Odette made a tiny curving cut and lifted up the flap of skin. She adjusted her gaze and examined the epidermis and the dermis. To the aghast disapproval of the assorted medical practitioners, who were all watching her as surreptitiously as they could, she pulled down her mask and sniffed the wound. Then, before anyone could stop her, she touched the cut with her glove and then licked her finger.
“What the bloody hell is
wrong
with you?” bellowed the attending physician, grabbing her shoulder and pulling her back violently. The three soldiers all brought their guns up to point at her. The other doctors stampeded to the far end of the room and huddled there together like frightened caribou in surgical gowns.
“Relax,” said Odette witheringly. “I’m not your creepy but hot Bishop.”
“Are you insane?”
“I’m checking her blood for any poisons or compounds,” said Odette coolly.
“Oh. And?”
“And I think she’ll be fine — at least, her skin will. It’s already improving. As far as I can tell, it’s a customized enzyme that acts as a nontoxic, noncaustic trigger of nociception. I can’t identify all the elements, but there are chords of sulfur and Murdock’s extract overlying a base note of liquefied kanten along with a distillation from the glands of the
Nycticebus coucang.
”
“I beg your pardon?”
“The slow loris.”
“What does all that mean?” asked the doctor.
“That stuff hurts like a bitch, especially your eyes, and it
looks
like it’s causing damage, but it doesn’t actually do anything in the long run.

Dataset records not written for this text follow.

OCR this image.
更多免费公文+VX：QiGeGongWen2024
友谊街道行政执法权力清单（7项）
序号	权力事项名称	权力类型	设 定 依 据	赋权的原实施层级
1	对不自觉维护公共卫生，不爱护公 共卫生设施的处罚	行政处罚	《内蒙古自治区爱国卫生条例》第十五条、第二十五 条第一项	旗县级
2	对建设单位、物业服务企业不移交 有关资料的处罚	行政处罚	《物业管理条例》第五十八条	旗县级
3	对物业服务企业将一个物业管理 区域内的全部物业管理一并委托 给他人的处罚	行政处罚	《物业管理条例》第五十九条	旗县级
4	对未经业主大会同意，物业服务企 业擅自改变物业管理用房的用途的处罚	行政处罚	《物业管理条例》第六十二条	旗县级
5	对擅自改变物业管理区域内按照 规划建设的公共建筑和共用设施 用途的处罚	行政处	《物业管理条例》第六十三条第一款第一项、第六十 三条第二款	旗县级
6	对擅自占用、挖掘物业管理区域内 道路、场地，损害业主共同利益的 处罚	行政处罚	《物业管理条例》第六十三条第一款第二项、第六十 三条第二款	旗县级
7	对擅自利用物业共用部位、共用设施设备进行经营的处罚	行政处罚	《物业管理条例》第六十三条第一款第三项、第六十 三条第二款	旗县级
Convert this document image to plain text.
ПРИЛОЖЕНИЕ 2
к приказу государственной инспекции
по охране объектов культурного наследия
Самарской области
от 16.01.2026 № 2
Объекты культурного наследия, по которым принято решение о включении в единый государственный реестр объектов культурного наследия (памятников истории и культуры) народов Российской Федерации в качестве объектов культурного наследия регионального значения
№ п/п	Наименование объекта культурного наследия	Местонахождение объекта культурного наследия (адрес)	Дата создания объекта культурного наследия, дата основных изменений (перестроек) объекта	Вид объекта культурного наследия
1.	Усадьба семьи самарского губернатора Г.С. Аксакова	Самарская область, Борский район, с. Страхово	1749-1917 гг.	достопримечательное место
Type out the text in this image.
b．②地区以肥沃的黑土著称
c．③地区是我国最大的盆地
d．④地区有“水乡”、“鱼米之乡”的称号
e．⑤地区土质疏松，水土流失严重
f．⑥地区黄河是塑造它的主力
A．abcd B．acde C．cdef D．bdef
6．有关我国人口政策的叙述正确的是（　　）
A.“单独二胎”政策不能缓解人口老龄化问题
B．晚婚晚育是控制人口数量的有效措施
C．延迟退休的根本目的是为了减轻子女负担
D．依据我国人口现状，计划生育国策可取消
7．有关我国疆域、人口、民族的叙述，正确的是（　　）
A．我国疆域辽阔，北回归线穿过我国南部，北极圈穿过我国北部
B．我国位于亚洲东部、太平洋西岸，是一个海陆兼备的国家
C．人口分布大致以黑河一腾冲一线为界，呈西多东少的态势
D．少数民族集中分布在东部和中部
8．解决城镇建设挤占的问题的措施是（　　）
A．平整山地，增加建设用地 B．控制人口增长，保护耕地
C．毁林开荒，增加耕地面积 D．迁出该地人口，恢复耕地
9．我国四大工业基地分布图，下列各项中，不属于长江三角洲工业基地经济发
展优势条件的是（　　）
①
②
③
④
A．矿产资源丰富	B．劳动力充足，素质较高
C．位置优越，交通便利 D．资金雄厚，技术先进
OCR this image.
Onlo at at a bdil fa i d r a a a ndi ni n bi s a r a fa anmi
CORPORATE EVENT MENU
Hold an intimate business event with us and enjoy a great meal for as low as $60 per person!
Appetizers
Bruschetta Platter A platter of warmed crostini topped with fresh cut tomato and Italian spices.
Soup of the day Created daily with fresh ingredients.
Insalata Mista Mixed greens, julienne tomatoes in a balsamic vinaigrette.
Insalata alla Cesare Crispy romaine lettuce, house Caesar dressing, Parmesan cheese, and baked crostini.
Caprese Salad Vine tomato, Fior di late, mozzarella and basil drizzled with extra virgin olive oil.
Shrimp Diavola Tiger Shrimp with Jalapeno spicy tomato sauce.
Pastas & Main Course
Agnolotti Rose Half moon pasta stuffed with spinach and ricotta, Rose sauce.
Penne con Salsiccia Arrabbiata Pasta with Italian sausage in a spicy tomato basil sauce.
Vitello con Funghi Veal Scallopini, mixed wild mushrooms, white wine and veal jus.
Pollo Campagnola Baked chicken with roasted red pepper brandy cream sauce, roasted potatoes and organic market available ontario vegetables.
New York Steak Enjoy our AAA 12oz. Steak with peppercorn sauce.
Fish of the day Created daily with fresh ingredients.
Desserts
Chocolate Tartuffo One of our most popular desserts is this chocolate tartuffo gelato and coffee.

Temporary, if extremely painful, blindness.”
“You got all that from tasting her blood?” said the doctor skeptically.
“Absolutely,” said Odette. “Here, do you want to see if you can taste something different?” She proffered her finger, and the doctor recoiled.
“I’ll, um, I’ll take your word for it.”
One of the advantages of working with the Checquy is that they’re quite willing to believe the impossible,
mused Odette. Of course it was impossible. She’d tasted something in Clements’s blood, but she wouldn’t have been able to break it down like that. The truth was, she knew the material because she’d had a hand in concocting it. It was a Grafter weapon that she and Pim had worked on as junior assistants, and she recognized it instantly.
Although it’s interesting that it didn’t have an effect on me,
she thought.
They must have tailored it that way.
“We’ll need a more detailed analysis, of course, but I think the effects will fade away within a week without any residual harm,” she said.
“Oh, that is good news,” said the doctor in a peculiar tone.
“You don’t sound like you think it’s good news,” remarked Odette as she quickly stitched up the wound.
“No, we do. But will the eyes recover as well?” asked another doctor.
“That I don’t know,” said Odette dubiously. Exposure to the original formula had been like getting hit in the face with a Siamese cat covered in vinegar — painful, disorienting, and bewildering, but not permanently damaging. However, she recalled some of the people she’d seen in the street. There had been at least one man who had tears of blood pouring out of his eyes.
That might have been an allergic reaction. Or the Antagonists might really have tampered with that stuff.
“What’s the situation with Pawn Clements’s eyes?”